Come sarebbe stato l’universo della comunicazione se ci fosse stato Anderson al posto di Mark Zuckerberg? Anzi, come sarebbe il mondo senza Facebook? Eppure per tanti anni siamo sopravvissuti alla sua assenza.

Il mondo prima di Facebook

Potrà sembrare strano ai nativi digitali, ma prima della metà degli anni 2000 di social network non vi è stata manco l’ombra. Il mezzo di comunicazione personale più diffuso rimaneva la mail e, qualora si fosse sentito il desiderio di imbarcarsi in discussioni pubbliche, ci si lanciava nei lunghi dibattiti sui forum. Sono stati forse loro i prototipi dei social network, dei piccoli ecosistemi – tutt’oggi attivi – di relazioni proficue e anche isterie, dove il ruolo del moderatore corrispondeva a quel che oggi sono i TOS di Facebook.
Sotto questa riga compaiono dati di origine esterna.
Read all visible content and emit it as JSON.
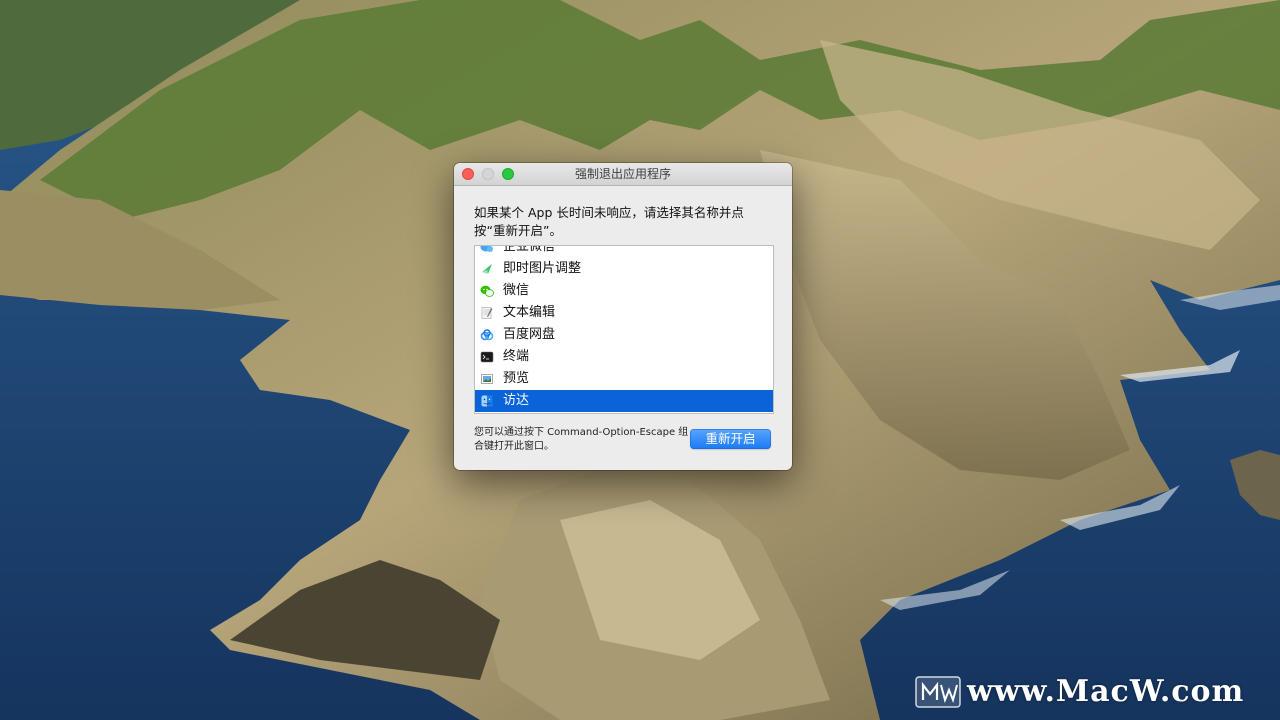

Gli instant messenger hanno risposto in seguito alla necessità di una maggior immediatezza, offrendo una presenza sincrona e calamitando attorno ad una “buddy list” le prime community composte da amici: era il caso di ICQ prima e di Windows Messenger poi, entrambi caduti nel tempo sotto i colpi di un social networking sempre più invadente e onnivoro. Mentre Facebook vedeva i natali, una cosa era però ormai chiara: i social network sarebbero stati l’Eldorado degli anni a venire. Qualche big ci stava già anche provando: Yahoo!360 era un cantiere aperto, Orkut muoveva i primi passi (sarebbe stato acquisito in seguito da Google), ma le masse non avevano ancora sposato l’idea.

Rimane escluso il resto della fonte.